Gay couples rush to Wisconsin courthouses to get hitched, mindful that ban could be reinstated

6/7/2014
ASSOCIATED PRESS
  • Gay-Marriage-8

    Mark Williams, left, and Chrisopher Martell, right, fill out an application for a marriage license at the Milwaukee County Clerk's office Friday, June 6, 2014, in Milwaukee. Same-sex couples began getting married in Wisconsin on Friday shortly after a federal judge struck down the state's gay marriage ban and despite confusion over the effect of the ruling. (AP Photo/M.L.Johnson)

    ASSOCIATED PRESS

  • Rich Gillard, left, and Andrew Petroll kiss after their marriage ceremony at the Milwaukee County Courthouse.
    Rich Gillard, left, and Andrew Petroll kiss after their marriage ceremony at the Milwaukee County Courthouse.

    MILWAUKEE — Dozens of gay couples got married at courthouses in Milwaukee and Dane counties early Saturday, taking advantage of what may be a small window in which to get hitched before a ruling overturning the state’s same-sex marriage ban is put on hold.

    Milwaukee County Clerk Joe Czarnezki said couples were lined up outside his courthouse at 6 a.m., three hours before it opened. Within 30 minutes of opening, about 45 couples had applied for marriage licenses.

    When U.S. District Judge Barbara Crabb struck down the state’s ban on Friday, pastor Andrew Warner was among those who went to the courthouse to get a license so he could legally wed his longtime partner.

    Then he turned to perform a wedding for two members of his Milwaukee church.

    “I always felt like we were second-class citizens in not being able to get married,” Warner said after marrying Jay Edmundson on Friday evening, despite confusion over the effect of Crabb’s ruling. “And now I feel good about my state in a way I haven’t before.”

    In her ruling, Crabb asked the couples who sued to describe exactly what they wanted her to block in the gay marriage law. She said she would later decide whether to put her decision on hold while it is appealed.

    Republican Attorney General J.B. Van Hollen said there is confusion and uncertainty about Crabb’s ruling, and he doesn’t think it actually cleared the way for same-sex marriages to proceed. He asked Cragg to issue an emergency stay halting the issuing of further marriage licenses to same-sex couples, but she hasn’t done so. He is expected to petition a federal appeals court for such an order on Monday.

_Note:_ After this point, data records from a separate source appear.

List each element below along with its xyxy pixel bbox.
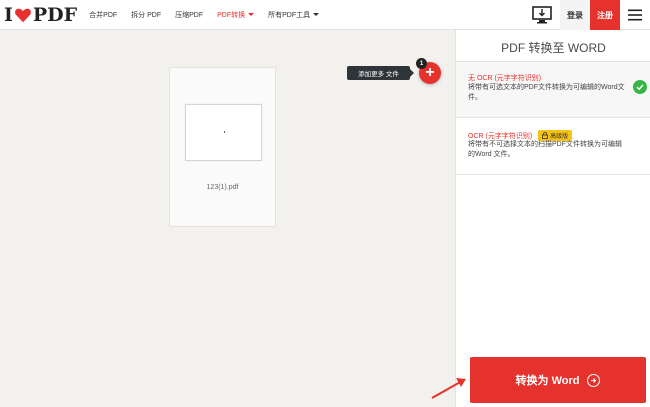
chevron-down-icon (313, 13, 320, 16)
option-ocr-desc: 将带有不可选择文本的扫描PDF文件转换为可编辑的Word 文件。 (468, 141, 622, 158)
logo-text-pdf: PDF (32, 3, 78, 26)
logo-letter-i: I (4, 3, 13, 26)
chevron-down-icon (248, 13, 255, 16)
add-more-files-tooltip: 添加更多 文件 (347, 66, 414, 80)
register-button[interactable]: 注册 (590, 0, 620, 30)
nav-convert-label: PDF转换 (217, 11, 246, 19)
desktop-download-icon (532, 6, 552, 24)
check-icon (633, 80, 647, 94)
convert-to-word-button[interactable]: 转换为 Word (470, 357, 646, 403)
heart-icon (14, 8, 31, 22)
premium-badge-label: 高级版 (550, 134, 569, 140)
option-ocr[interactable]: OCR (元字字符识别) 高级版 将带有不可选择文本的扫描PDF文件转换为可编辑… (456, 119, 650, 175)
nav-split-pdf[interactable]: 拆分 PDF (131, 10, 161, 20)
file-name: 123(1).pdf (206, 184, 239, 191)
file-thumbnail (185, 104, 262, 161)
nav-all-tools-label: 所有PDF工具 (268, 11, 311, 19)
nav-all-tools[interactable]: 所有PDF工具 (268, 10, 320, 20)
sidebar-title: PDF 转换至 WORD (501, 41, 606, 55)
nav-compress-label: 压缩PDF (175, 11, 204, 19)
hamburger-icon (628, 9, 642, 21)
plus-icon: + (425, 64, 435, 81)
lock-icon (542, 132, 549, 139)
file-card[interactable]: 123(1).pdf (169, 67, 276, 227)
option-no-ocr[interactable]: 无 OCR (元字字符识别) 将带有可选文本的PDF文件转换为可编辑的Word文… (456, 62, 650, 118)
menu-button[interactable] (620, 0, 650, 30)
option-no-ocr-desc: 将带有可选文本的PDF文件转换为可编辑的Word文件。 (468, 84, 625, 101)
desktop-app-button[interactable] (531, 4, 553, 26)
option-ocr-title: OCR (元字字符识别) (468, 132, 533, 140)
file-workspace: 123(1).pdf 添加更多 文件 + 1 (0, 30, 455, 407)
file-count-badge: 1 (416, 58, 427, 69)
convert-button-label: 转换为 Word (515, 375, 580, 387)
ilovepdf-logo[interactable]: I PDF (4, 0, 77, 30)
top-header: I PDF 合并PDF 拆分 PDF 压缩PDF PDF转换 所有PDF工具 登… (0, 0, 650, 30)
thumbnail-content (224, 131, 225, 133)
nav-convert-pdf[interactable]: PDF转换 (217, 10, 255, 20)
option-no-ocr-title: 无 OCR (元字字符识别) (468, 75, 542, 82)
nav-compress-pdf[interactable]: 压缩PDF (175, 10, 203, 20)
arrow-right-circle-icon (587, 373, 601, 387)
nav-merge-label: 合并PDF (89, 11, 118, 19)
annotation-arrow-icon (431, 378, 466, 399)
main-nav: 合并PDF 拆分 PDF 压缩PDF PDF转换 所有PDF工具 (89, 0, 333, 30)
header-actions: 登录 注册 (531, 0, 650, 30)
login-link[interactable]: 登录 (560, 0, 590, 30)
options-sidebar: PDF 转换至 WORD 无 OCR (元字字符识别) 将带有可选文本的PDF文… (455, 30, 650, 407)
nav-split-label: 拆分 PDF (131, 11, 162, 19)
nav-merge-pdf[interactable]: 合并PDF (89, 10, 117, 20)
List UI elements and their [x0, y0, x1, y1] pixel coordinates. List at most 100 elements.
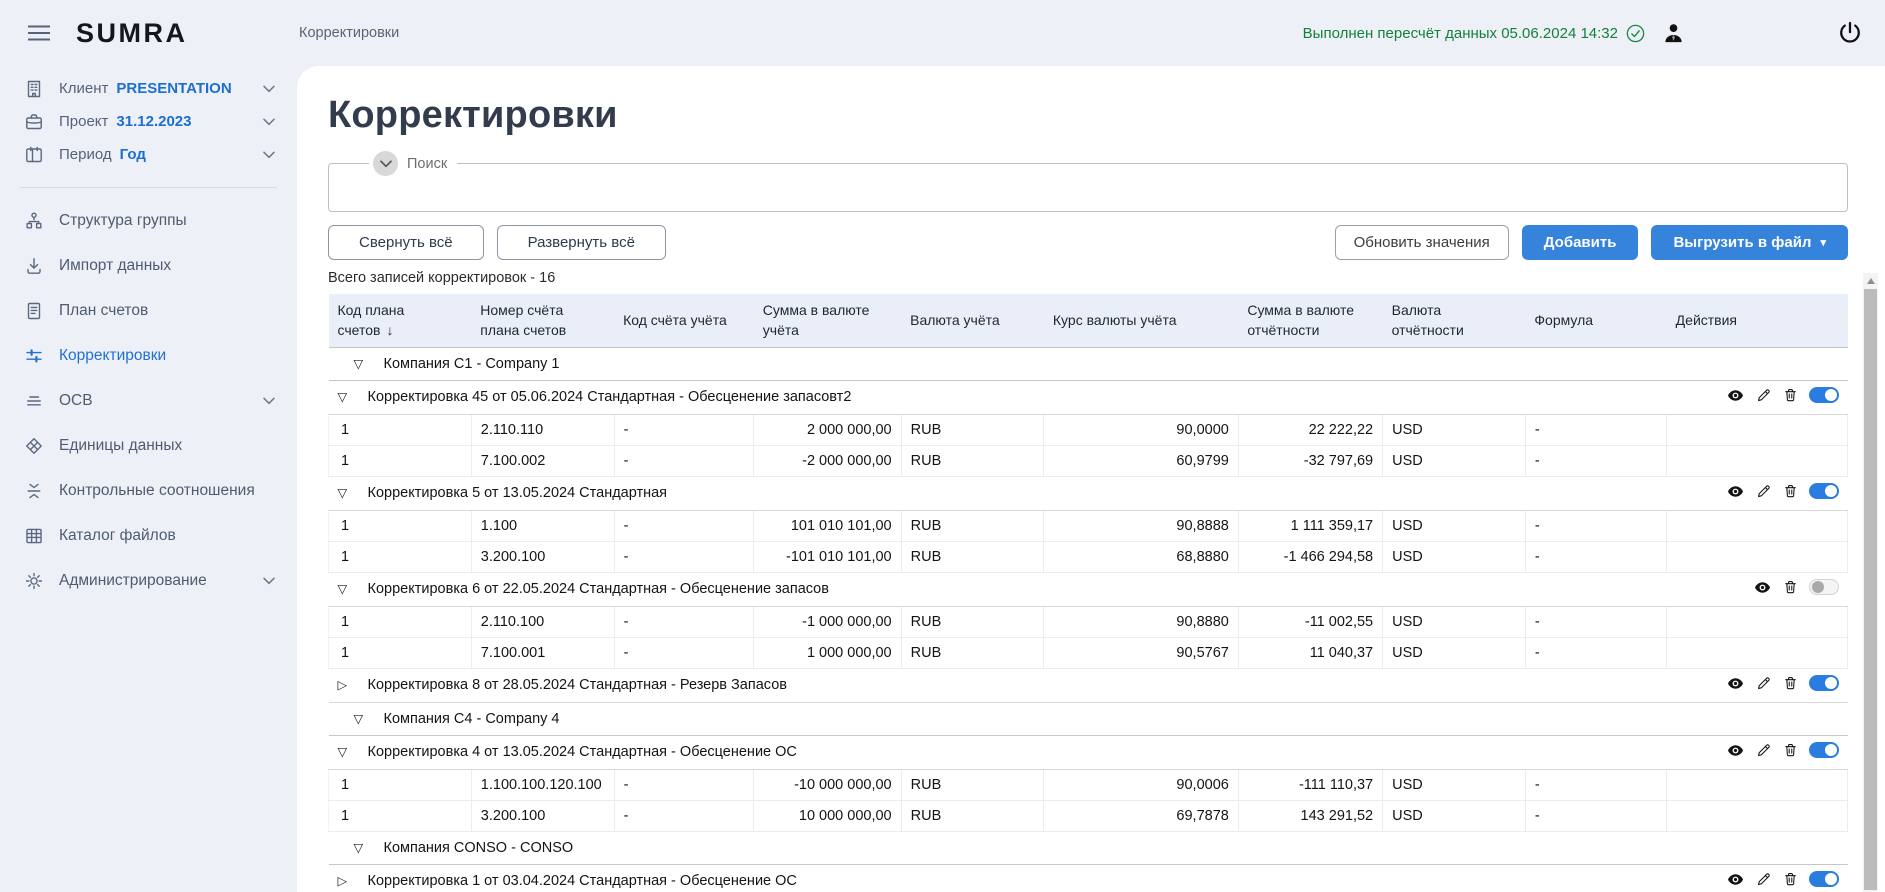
company-group-row[interactable]: ▽ Компания C1 - Company 1	[329, 347, 1848, 380]
delete-adjustment-button[interactable]	[1782, 578, 1799, 596]
edit-adjustment-button[interactable]	[1755, 871, 1772, 888]
collapse-triangle-icon[interactable]: ▽	[338, 389, 354, 404]
add-button[interactable]: Добавить	[1522, 225, 1639, 260]
chevron-down-icon	[263, 577, 275, 585]
column-header-accounting-code[interactable]: Код счёта учёта	[614, 294, 754, 347]
cell: -	[1525, 637, 1666, 668]
adjustment-row[interactable]: ▽ Корректировка 6 от 22.05.2024 Стандарт…	[329, 572, 1848, 606]
company-group-row[interactable]: ▽ Компания C4 - Company 4	[329, 702, 1848, 735]
collapse-triangle-icon[interactable]: ▽	[354, 711, 370, 726]
column-header-amount-reporting[interactable]: Сумма в валюте отчётности	[1238, 294, 1382, 347]
adjustment-row[interactable]: ▽ Корректировка 5 от 13.05.2024 Стандарт…	[329, 476, 1848, 510]
sidebar-context-2[interactable]: Период Год	[0, 138, 297, 171]
edit-adjustment-button[interactable]	[1755, 387, 1772, 404]
column-header-account-number[interactable]: Номер счёта плана счетов	[471, 294, 614, 347]
sidebar-context-1[interactable]: Проект 31.12.2023	[0, 105, 297, 138]
sidebar-item-5[interactable]: Единицы данных	[0, 423, 297, 468]
column-header-currency-accounting[interactable]: Валюта учёта	[901, 294, 1044, 347]
cell: USD	[1383, 769, 1526, 800]
cell: 11 040,37	[1238, 637, 1382, 668]
adjustment-active-toggle[interactable]	[1809, 675, 1839, 691]
view-adjustment-button[interactable]	[1726, 674, 1745, 693]
cell: -	[1525, 769, 1666, 800]
table-scrollbar[interactable]	[1863, 273, 1878, 892]
adjustment-row[interactable]: ▽ Корректировка 4 от 13.05.2024 Стандарт…	[329, 735, 1848, 769]
sidebar-item-2[interactable]: План счетов	[0, 288, 297, 333]
collapse-triangle-icon[interactable]: ▽	[354, 356, 370, 371]
sort-desc-icon[interactable]: ↓	[386, 322, 393, 338]
logout-power-icon[interactable]	[1837, 20, 1863, 46]
sidebar-item-0[interactable]: Структура группы	[0, 198, 297, 243]
sidebar-item-3[interactable]: Корректировки	[0, 333, 297, 378]
delete-adjustment-button[interactable]	[1782, 482, 1799, 500]
edit-adjustment-button[interactable]	[1755, 742, 1772, 759]
adjustment-line-row: 12.110.100--1 000 000,00RUB90,8880-11 00…	[329, 606, 1848, 637]
sidebar-item-7[interactable]: Каталог файлов	[0, 513, 297, 558]
adjustment-row[interactable]: ▷ Корректировка 8 от 28.05.2024 Стандарт…	[329, 668, 1848, 702]
cell: 3.200.100	[471, 800, 614, 831]
view-adjustment-button[interactable]	[1726, 482, 1745, 501]
menu-hamburger-icon[interactable]	[24, 21, 54, 45]
cell: 68,8880	[1044, 541, 1238, 572]
collapse-triangle-icon[interactable]: ▽	[354, 840, 370, 855]
refresh-values-button[interactable]: Обновить значения	[1335, 225, 1509, 260]
column-header-rate[interactable]: Курс валюты учёта	[1044, 294, 1238, 347]
sidebar-item-1[interactable]: Импорт данных	[0, 243, 297, 288]
export-to-file-button[interactable]: Выгрузить в файл ▾	[1651, 225, 1848, 260]
cell: RUB	[901, 541, 1044, 572]
collapse-triangle-icon[interactable]: ▽	[338, 744, 354, 759]
adjustment-label: Корректировка 4 от 13.05.2024 Стандартна…	[368, 744, 797, 760]
adjustment-line-row: 13.200.100--101 010 101,00RUB68,8880-1 4…	[329, 541, 1848, 572]
group-structure-icon	[22, 211, 46, 231]
sidebar-item-8[interactable]: Администрирование	[0, 558, 297, 603]
breadcrumb[interactable]: Корректировки	[299, 25, 399, 41]
delete-adjustment-button[interactable]	[1782, 674, 1799, 692]
table-header-row: Код плана счетов↓ Номер счёта плана счет…	[329, 294, 1848, 347]
expand-all-button[interactable]: Развернуть всё	[497, 225, 666, 260]
file-catalog-icon	[22, 526, 46, 546]
adjustment-label: Корректировка 5 от 13.05.2024 Стандартна…	[368, 485, 668, 501]
edit-adjustment-button[interactable]	[1755, 483, 1772, 500]
edit-adjustment-button[interactable]	[1755, 675, 1772, 692]
delete-adjustment-button[interactable]	[1782, 386, 1799, 404]
adjustment-active-toggle[interactable]	[1809, 387, 1839, 403]
search-input[interactable]	[341, 176, 1839, 202]
adjustment-active-toggle[interactable]	[1809, 742, 1839, 758]
company-group-row[interactable]: ▽ Компания CONSO - CONSO	[329, 831, 1848, 864]
cell: -	[614, 541, 754, 572]
delete-adjustment-button[interactable]	[1782, 741, 1799, 759]
search-options-chevron-icon[interactable]	[373, 151, 398, 176]
view-adjustment-button[interactable]	[1726, 741, 1745, 760]
sidebar-context-0[interactable]: Клиент PRESENTATION	[0, 72, 297, 105]
collapse-triangle-icon[interactable]: ▽	[338, 581, 354, 596]
view-adjustment-button[interactable]	[1753, 578, 1772, 597]
sidebar-item-4[interactable]: ОСВ	[0, 378, 297, 423]
sidebar-nav: Структура группы Импорт данных План счет…	[0, 198, 297, 603]
sidebar-item-6[interactable]: Контрольные соотношения	[0, 468, 297, 513]
delete-adjustment-button[interactable]	[1782, 870, 1799, 888]
column-header-amount-accounting[interactable]: Сумма в валюте учёта	[754, 294, 901, 347]
expand-triangle-icon[interactable]: ▷	[338, 677, 354, 692]
view-adjustment-button[interactable]	[1726, 386, 1745, 405]
column-header-actions: Действия	[1667, 294, 1848, 347]
expand-triangle-icon[interactable]: ▷	[338, 873, 354, 888]
adjustment-active-toggle[interactable]	[1809, 871, 1839, 887]
scrollbar-up-arrow[interactable]	[1863, 273, 1878, 288]
column-header-formula[interactable]: Формула	[1525, 294, 1666, 347]
cell: -11 002,55	[1238, 606, 1382, 637]
view-adjustment-button[interactable]	[1726, 870, 1745, 889]
adjustment-active-toggle[interactable]	[1809, 483, 1839, 499]
collapse-triangle-icon[interactable]: ▽	[338, 485, 354, 500]
cell: -	[614, 769, 754, 800]
scrollbar-thumb[interactable]	[1864, 289, 1877, 890]
column-header-plan-code[interactable]: Код плана счетов↓	[329, 294, 472, 347]
user-profile-icon[interactable]	[1662, 22, 1685, 45]
chart-of-accounts-icon	[22, 301, 46, 321]
cell: 1	[329, 541, 472, 572]
column-header-currency-reporting[interactable]: Валюта отчётности	[1383, 294, 1526, 347]
adjustment-row[interactable]: ▽ Корректировка 45 от 05.06.2024 Стандар…	[329, 380, 1848, 414]
adjustment-row[interactable]: ▷ Корректировка 1 от 03.04.2024 Стандарт…	[329, 864, 1848, 892]
adjustments-table-body: ▽ Компания C1 - Company 1 ▽ Корректировк…	[329, 347, 1848, 892]
adjustment-active-toggle[interactable]	[1809, 579, 1839, 595]
collapse-all-button[interactable]: Свернуть всё	[328, 225, 484, 260]
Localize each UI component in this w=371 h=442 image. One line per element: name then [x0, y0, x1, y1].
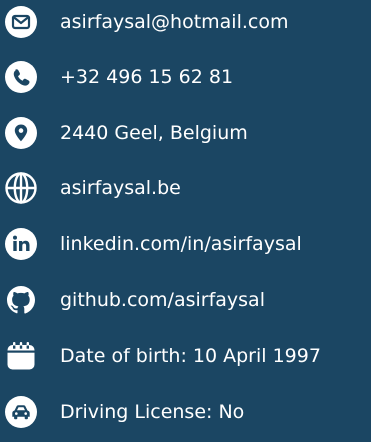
envelope-icon [4, 5, 38, 39]
map-pin-icon [4, 116, 38, 150]
contact-row-website: asirfaysal.be [0, 168, 371, 208]
linkedin-icon [4, 227, 38, 261]
contact-row-phone: +32 496 15 62 81 [0, 57, 371, 97]
github-link[interactable]: github.com/asirfaysal [60, 288, 265, 312]
linkedin-link[interactable]: linkedin.com/in/asirfaysal [60, 232, 302, 256]
email-link[interactable]: asirfaysal@hotmail.com [60, 10, 288, 34]
driving-license-text: Driving License: No [60, 401, 245, 423]
address-text: 2440 Geel, Belgium [60, 122, 248, 144]
birth-date-text: Date of birth: 10 April 1997 [60, 345, 321, 367]
contact-row-address: 2440 Geel, Belgium [0, 113, 371, 153]
contact-row-email: asirfaysal@hotmail.com [0, 2, 371, 42]
contact-row-license: Driving License: No [0, 392, 371, 432]
contact-row-github: github.com/asirfaysal [0, 280, 371, 320]
website-link[interactable]: asirfaysal.be [60, 176, 181, 200]
contact-panel: asirfaysal@hotmail.com +32 496 15 62 81 … [0, 0, 371, 442]
contact-row-birth: Date of birth: 10 April 1997 [0, 336, 371, 376]
phone-icon [4, 60, 38, 94]
car-icon [4, 395, 38, 429]
calendar-icon [4, 339, 38, 373]
phone-number[interactable]: +32 496 15 62 81 [60, 65, 233, 89]
globe-icon [4, 171, 38, 205]
github-icon [4, 283, 38, 317]
contact-row-linkedin: linkedin.com/in/asirfaysal [0, 224, 371, 264]
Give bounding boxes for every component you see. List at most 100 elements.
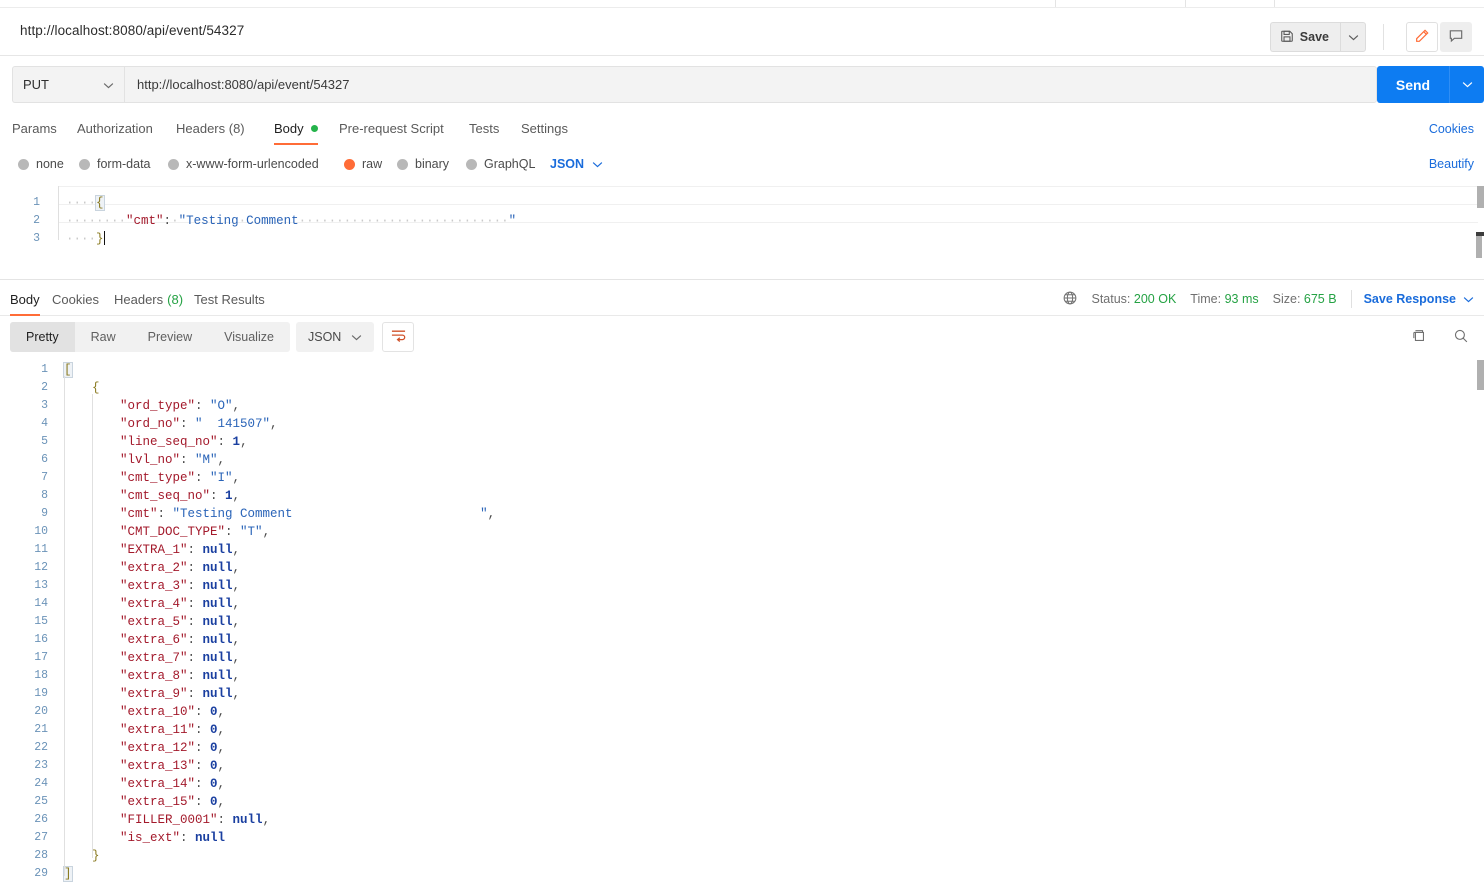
line-number: 11 <box>34 543 48 556</box>
response-body-line: "CMT_DOC_TYPE": "T", <box>120 525 271 539</box>
beautify-link[interactable]: Beautify <box>1429 148 1474 180</box>
tab-settings[interactable]: Settings <box>521 112 568 145</box>
save-response-button[interactable]: Save Response <box>1364 292 1474 306</box>
radio-icon <box>168 158 179 170</box>
line-number: 15 <box>34 615 48 628</box>
body-type-form-data[interactable]: form-data <box>79 148 151 180</box>
http-method-selector[interactable]: PUT <box>12 66 124 103</box>
tab-label: Body <box>274 121 304 136</box>
url-input[interactable]: http://localhost:8080/api/event/54327 <box>124 66 1377 103</box>
response-status-bar: Status: 200 OK Time: 93 ms Size: 675 B S… <box>1062 282 1475 316</box>
comment-button[interactable] <box>1440 22 1472 52</box>
tab-pre-request-script[interactable]: Pre-request Script <box>339 112 444 145</box>
status-divider <box>1350 290 1352 308</box>
send-button[interactable]: Send <box>1377 66 1449 103</box>
tab-body[interactable]: Body <box>274 112 318 145</box>
line-number: 20 <box>34 705 48 718</box>
request-body-editor[interactable]: 1 2 3 ····{ ········"cmt":·"Testing·Comm… <box>0 186 1484 280</box>
tab-label: Cookies <box>52 291 99 307</box>
tab-strip <box>0 0 1484 8</box>
line-number: 4 <box>41 417 48 430</box>
active-tab-underline <box>274 143 318 145</box>
response-body-line: [ <box>63 362 73 378</box>
search-button[interactable] <box>1450 326 1472 348</box>
tab-label: Authorization <box>77 121 153 136</box>
line-number: 23 <box>34 759 48 772</box>
response-body-viewer[interactable]: 1 [2 {3 "ord_type": "O", 4 "ord_no": " 141507… <box>0 358 1484 894</box>
line-number: 3 <box>41 399 48 412</box>
line-number: 27 <box>34 831 48 844</box>
response-body-line: "cmt_type": "I", <box>120 471 241 485</box>
response-tab-cookies[interactable]: Cookies <box>52 282 99 316</box>
body-type-graphql[interactable]: GraphQL <box>466 148 535 180</box>
response-tab-body[interactable]: Body <box>10 282 40 316</box>
tab-label: Body <box>10 291 40 307</box>
response-body-line: "lvl_no": "M", <box>120 453 226 467</box>
view-mode-raw[interactable]: Raw <box>75 322 132 352</box>
http-method-label: PUT <box>23 77 49 92</box>
response-vertical-scrollbar[interactable] <box>1477 360 1484 390</box>
view-mode-pretty[interactable]: Pretty <box>10 322 75 352</box>
tab-label: Params <box>12 121 57 136</box>
save-options-dropdown[interactable] <box>1340 22 1366 52</box>
word-wrap-button[interactable] <box>382 322 414 352</box>
body-format-selector[interactable]: JSON <box>550 148 603 180</box>
body-type-label: x-www-form-urlencoded <box>186 157 319 171</box>
response-body-line: { <box>92 381 100 395</box>
body-type-raw[interactable]: raw <box>344 148 382 180</box>
response-size: Size: 675 B <box>1272 292 1337 306</box>
chevron-down-icon <box>1463 292 1474 306</box>
editor-vertical-scrollbar-lower[interactable] <box>1476 236 1482 258</box>
line-number: 14 <box>34 597 48 610</box>
response-tab-test-results[interactable]: Test Results <box>194 282 265 316</box>
response-format-label: JSON <box>308 330 342 344</box>
body-type-label: binary <box>415 157 450 171</box>
chevron-down-icon <box>351 330 362 344</box>
line-number: 12 <box>34 561 48 574</box>
response-action-icons <box>1408 322 1472 352</box>
body-type-binary[interactable]: binary <box>397 148 449 180</box>
line-number: 16 <box>34 633 48 646</box>
editor-vertical-scrollbar[interactable] <box>1477 186 1484 208</box>
response-body-line: "EXTRA_1": null, <box>120 543 241 557</box>
indent-guide <box>64 376 65 876</box>
response-tab-headers[interactable]: Headers (8) <box>114 282 183 316</box>
request-tabs: Params Authorization Headers (8) Body Pr… <box>0 112 1484 145</box>
line-number: 10 <box>34 525 48 538</box>
line-number: 3 <box>33 232 40 245</box>
line-number: 28 <box>34 849 48 862</box>
tab-params[interactable]: Params <box>12 112 57 145</box>
response-body-line: "extra_14": 0, <box>120 777 226 791</box>
toolbar-divider <box>1383 24 1384 50</box>
view-mode-preview[interactable]: Preview <box>132 322 208 352</box>
save-button[interactable]: Save <box>1269 22 1340 52</box>
body-type-none[interactable]: none <box>18 148 64 180</box>
copy-button[interactable] <box>1408 326 1430 348</box>
response-format-selector[interactable]: JSON <box>296 322 375 352</box>
save-response-label: Save Response <box>1363 292 1456 306</box>
radio-icon <box>466 158 477 170</box>
line-number: 18 <box>34 669 48 682</box>
floppy-disk-icon <box>1280 29 1294 46</box>
tab-tests[interactable]: Tests <box>469 112 499 145</box>
line-number: 13 <box>34 579 48 592</box>
edit-request-button[interactable] <box>1406 22 1438 52</box>
cookies-link[interactable]: Cookies <box>1429 112 1474 145</box>
response-body-line: "extra_6": null, <box>120 633 241 647</box>
body-type-x-www-form-urlencoded[interactable]: x-www-form-urlencoded <box>168 148 319 180</box>
request-body-line-3: ····} <box>66 231 106 246</box>
view-mode-visualize[interactable]: Visualize <box>208 322 290 352</box>
radio-icon <box>397 158 408 170</box>
tab-headers[interactable]: Headers (8) <box>176 112 245 145</box>
send-options-dropdown[interactable] <box>1449 66 1484 103</box>
tab-authorization[interactable]: Authorization <box>77 112 153 145</box>
copy-icon <box>1411 328 1427 347</box>
radio-icon <box>79 158 90 170</box>
postman-window: http://localhost:8080/api/event/54327 Sa… <box>0 0 1484 894</box>
response-body-line: "is_ext": null <box>120 831 226 845</box>
line-number: 5 <box>41 435 48 448</box>
comment-icon <box>1448 28 1464 47</box>
save-button-label: Save <box>1299 30 1329 44</box>
line-number: 6 <box>41 453 48 466</box>
response-body-line: "extra_12": 0, <box>120 741 226 755</box>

    Attorney Larry Dupuis, who represented the couples who sued, said the ACLU would respond to Crabb next week, and he expected her to then issue an order for the state to allow marriages.

    Clerks in Madison and Milwaukee began issuing marriage licenses to same-sex couples shortly after 5 p.m. Friday, a little over an hour after Crabb issued her ruling.

    In Milwaukee, Jose Fernando Gutierrez and Matthew Schreck married outside the county clerk’s office in what may have been the state’s first gay marriage. Gutierrez and Schreck then served as witnesses when Warner performed a ceremony for Christopher Martell and Mark Williams. All of the men attend Plymouth Church, where Warner is a minister.

    Williams said he and Martell had assembled documents needed to get a license in anticipation of a ruling. They expected there to be a narrow window before a court halted the ceremonies.

    “It definitely matters to us to have confidence that our relationship will be respected,” Williams said.

    In Madison, Shari Roll married Renee Currie just a block from the state Capitol.

    “I’m still up in the clouds!” Roll said.

    Voters amended the Wisconsin Constitution in 2006 to outlaw gay marriage or anything substantially similar. The ACLU filed a lawsuit in February arguing that the ban violated the plaintiffs’ constitutional rights to equal protection and due process. It said the eight couples named in the lawsuit and others like them had been deprived of the same legal protections that opposite-sex married couples enjoy.

    Gay rights activists have won 15 consecutive lower court cases since a landmark Supreme Court ruling last summer, with Wisconsin being the latest. Many of those rulings are being appealed.

    “This case is not about whether marriages between same-sex couples are consistent or inconsistent with the teachings of a particular religion, whether such marriages are moral or immoral or whether they are something that should be encouraged or discouraged,” Crabb wrote in the Wisconsin ruling. “It is not even about whether the plaintiffs in this case are as capable as opposite-sex couples of maintaining a committed and loving relationship or raising a family together.

    “Quite simply, this case is about liberty and equality, the two cornerstones of the rights protected by the United States Constitution.”